My funk lasted around 10 days, and this is how it worked for me. It was a struggle to get out of bed, getting dressed didn't happen unless I had to go into the office. And the moment I got home again, it was back into my jams. I ate whatever I could lay my hands on that was quick, nukable, abundant, delivered, and disposable because cleaning anything wasn't going to happen. While I couldn't sleep, I did manage to eat.....a lot. I canceled yoga sessions, and lunch plans and ignored phone calls. I'm not sure I bathed, know for a fact I only changed my jams once, and you could have fried chicken with the amount of grease my hair produced. I cried a lot. I didn't want to go anywhere, do anything, or see anyone. I separated myself which made me an easier target for these sharks. Because each one of these was a shark, some were bigger than others, but each was dangerous, and when massed together a lethal combination of negatives that gleefully dived into a feeding frenzy. I hit rock bottom when I realized I was chumming the waters by binge-watching Judge Judy on YouTube.
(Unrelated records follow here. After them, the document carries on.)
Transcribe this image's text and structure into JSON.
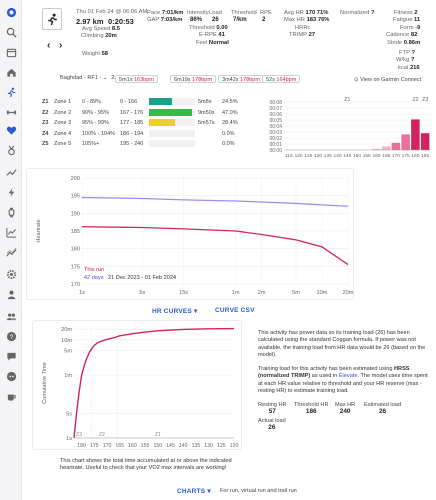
{
  "header": {
    "date": "Thu 01 Feb 24 @ 06:06 AM",
    "distance": "2.97 km",
    "moving_time": "0:20:53",
    "avg_speed_label": "Avg Speed",
    "avg_speed": "8.5",
    "climbing_label": "Climbing",
    "climbing": "20m",
    "pace_label": "Pace",
    "pace": "7:01/km",
    "gap_label": "GAP",
    "gap": "7:03/km",
    "intensity_label": "Intensity",
    "intensity": "86%",
    "load_label": "Load",
    "load": "26",
    "threshold_label": "Threshold",
    "threshold": "7/km",
    "rpe_label": "RPE",
    "rpe": "2",
    "threshold_row_label": "Threshold",
    "threshold_row": "0.00",
    "erpe_label": "E-RPE",
    "erpe": "41",
    "feel_label": "Feel",
    "feel": "Normal",
    "avg_hr_label": "Avg HR",
    "avg_hr": "170",
    "avg_hr_pct": "71%",
    "max_hr_label": "Max HR",
    "max_hr": "183",
    "max_hr_pct": "76%",
    "hrrc_label": "HRRc",
    "trimp_label": "TRIMP",
    "trimp": "27",
    "normalized_label": "Normalized",
    "normalized": "?",
    "fitness_label": "Fitness",
    "fitness": "2",
    "fatigue_label": "Fatigue",
    "fatigue": "11",
    "form_label": "Form",
    "form": "-9",
    "cadence_label": "Cadence",
    "cadence": "82",
    "stride_label": "Stride",
    "stride": "0.86m",
    "ftp_label": "FTP",
    "ftp": "?",
    "wkg_label": "W/kg",
    "wkg": "?",
    "kcal_label": "kcal",
    "kcal": "216",
    "weight_label": "Weight",
    "weight": "58"
  },
  "route": {
    "name": "Baghdad - RF1",
    "multiplier": "2x",
    "chips": [
      {
        "time": "5m1s",
        "bpm": "163bpm"
      },
      {
        "time": "6m19s",
        "bpm": "178bpm"
      },
      {
        "time": "3m42s",
        "bpm": "178bpm"
      },
      {
        "time": "52s",
        "bpm": "164bpm"
      }
    ],
    "garmin_link": "View on Garmin Connect"
  },
  "zones": [
    {
      "id": "Z1",
      "name": "Zone 1",
      "pct_range": "0 - 89%",
      "bpm": "0 - 166",
      "time": "5m8s",
      "share": "24.5%",
      "frac": 0.245,
      "color": "#1aa38a"
    },
    {
      "id": "Z2",
      "name": "Zone 2",
      "pct_range": "90% - 95%",
      "bpm": "167 - 176",
      "time": "9m50s",
      "share": "47.0%",
      "frac": 0.47,
      "color": "#3cb84a"
    },
    {
      "id": "Z3",
      "name": "Zone 3",
      "pct_range": "95% - 99%",
      "bpm": "177 - 185",
      "time": "5m57s",
      "share": "28.4%",
      "frac": 0.284,
      "color": "#f0cf2a"
    },
    {
      "id": "Z4",
      "name": "Zone 4",
      "pct_range": "100% - 104%",
      "bpm": "186 - 194",
      "time": "",
      "share": "0.0%",
      "frac": 0,
      "color": "#f08a2a"
    },
    {
      "id": "Z5",
      "name": "Zone 5",
      "pct_range": "105%+",
      "bpm": "195 - 240",
      "time": "",
      "share": "0.0%",
      "frac": 0,
      "color": "#e53935"
    }
  ],
  "chart_data": [
    {
      "type": "bar",
      "title": "",
      "categories": [
        "115",
        "120",
        "125",
        "130",
        "135",
        "140",
        "145",
        "150",
        "155",
        "160",
        "165",
        "170",
        "175",
        "180",
        "185"
      ],
      "values": [
        0,
        0,
        0,
        0,
        0,
        0,
        0,
        0,
        0,
        0.002,
        0.006,
        0.012,
        0.026,
        0.051,
        0.028
      ],
      "yticks": [
        "00:00",
        "00:01",
        "00:02",
        "00:03",
        "00:04",
        "00:05",
        "00:06",
        "00:07",
        "00:08"
      ],
      "ylim": [
        0,
        0.08
      ],
      "zone_labels": [
        "Z1",
        "Z2",
        "Z3"
      ],
      "colors": {
        "z1": "#f3b3c9",
        "z2": "#e8719a",
        "z3": "#d2235e"
      }
    },
    {
      "type": "line",
      "title": "",
      "ylabel": "Heartrate",
      "yticks": [
        "170",
        "175",
        "180",
        "185",
        "190",
        "195",
        "200"
      ],
      "xticks": [
        "1s",
        "5s",
        "15s",
        "1m",
        "2m",
        "5m",
        "10m",
        "20m"
      ],
      "ylim": [
        170,
        200
      ],
      "series": [
        {
          "name": "",
          "color": "#9a8ff0",
          "x": [
            1,
            5,
            15,
            60,
            120,
            300,
            600,
            1200
          ],
          "y": [
            194.5,
            194.2,
            193.8,
            193.5,
            193.2,
            192.8,
            192.4,
            192.0
          ]
        },
        {
          "name": "This run",
          "color": "#d2235e",
          "x": [
            1,
            5,
            15,
            60,
            120,
            300,
            600,
            1200
          ],
          "y": [
            186.2,
            186.0,
            185.6,
            185.0,
            184.0,
            182.5,
            180.5,
            175.5
          ]
        }
      ],
      "legend": {
        "this_run": "This run",
        "days": "42 days",
        "range": "21 Dec 2023 - 01 Feb 2024"
      }
    },
    {
      "type": "line",
      "title": "",
      "ylabel": "Cumulative Time",
      "yticks": [
        "1s",
        "5s",
        "1m",
        "5m",
        "10m",
        "20m"
      ],
      "xticks": [
        "180",
        "175",
        "170",
        "165",
        "160",
        "155",
        "150",
        "145",
        "140",
        "135",
        "130",
        "125",
        "120"
      ],
      "x": [
        183,
        182,
        181,
        180,
        179,
        178,
        177,
        176,
        175,
        174,
        172,
        170,
        167,
        165,
        160,
        155,
        150,
        145,
        140,
        135,
        130,
        125,
        120
      ],
      "y": [
        1,
        5,
        20,
        60,
        110,
        180,
        260,
        340,
        420,
        480,
        560,
        620,
        700,
        780,
        900,
        1000,
        1080,
        1140,
        1180,
        1210,
        1230,
        1245,
        1253
      ],
      "zone_labels": [
        "Z3",
        "Z2",
        "Z1"
      ],
      "color": "#d2235e"
    }
  ],
  "buttons": {
    "hr_curves": "HR CURVES",
    "curve_csv": "CURVE CSV",
    "charts": "CHARTS",
    "charts_caption": "For run, virtual run and trail run"
  },
  "panel": {
    "p1": "This activity has power data so its training load (26) has been calculated using the standard Coggan formula. If power was not available, the training load from HR data would be 26 (based on the model).",
    "p2_a": "Training load for this activity has been estimated using ",
    "p2_b": "HRSS (normalized TRIMP)",
    "p2_c": " as used in ",
    "p2_d": "Elevate",
    "p2_e": ". The model uses time spent at each HR value relative to threshold and your HR reserve (max - resting HR) to estimate training load.",
    "resting_label": "Resting HR",
    "resting": "57",
    "threshold_label": "Threshold HR",
    "threshold": "186",
    "max_label": "Max HR",
    "max": "240",
    "est_label": "Estimated load",
    "est": "26",
    "actual_label": "Actual load",
    "actual": "26"
  },
  "cumulative_caption": "This chart shows the total time accumulated at or above the indicated heartrate. Useful to check that your VO2 max intervals are working!"
}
I watched parents sue their only child for a single late car payment. I watched while a boyfriend sued a previous girlfriend for his DUI because she refused to pick him up at 3 am. So, he drove, and he crashed, but it was her fault. I wallowed in cases of humanity's worst pettiness, and entitlement. I watched skillful players of the musical blame game proudly displaying their art for the entertainment of the masses. I became obsessed until one morning I woke up and wanted a shower. I think the murky sediment of crap these blissfully unaware people churned up finally made me get out of that water and get clean again.
So, I can honestly say, Judge Judy saved me during my personal shark week. Ok, I saved myself, but if I hadn't emersed myself in all that negative shit, I might have stayed in my funk a while longer and who knows where that might have led me? Because seeing all that crap reminded me of how good I have it, even now. My kids and I love and respect each other. If we have a problem we yell it out and use large, random arm gestures. I have awesome friends and family who tempt me with medicinal chocolate and the sage wisdom that chocolate is a necessary food group. I have the ability to laugh at myself when I trip over my own feet without looking for someone else to blame. I can recognize that even sharks have a purpose and maybe funks do too. I am able to forgive myself for letting go for awhile. I am able to see beauty. Even in the turquoise chaos of shark week.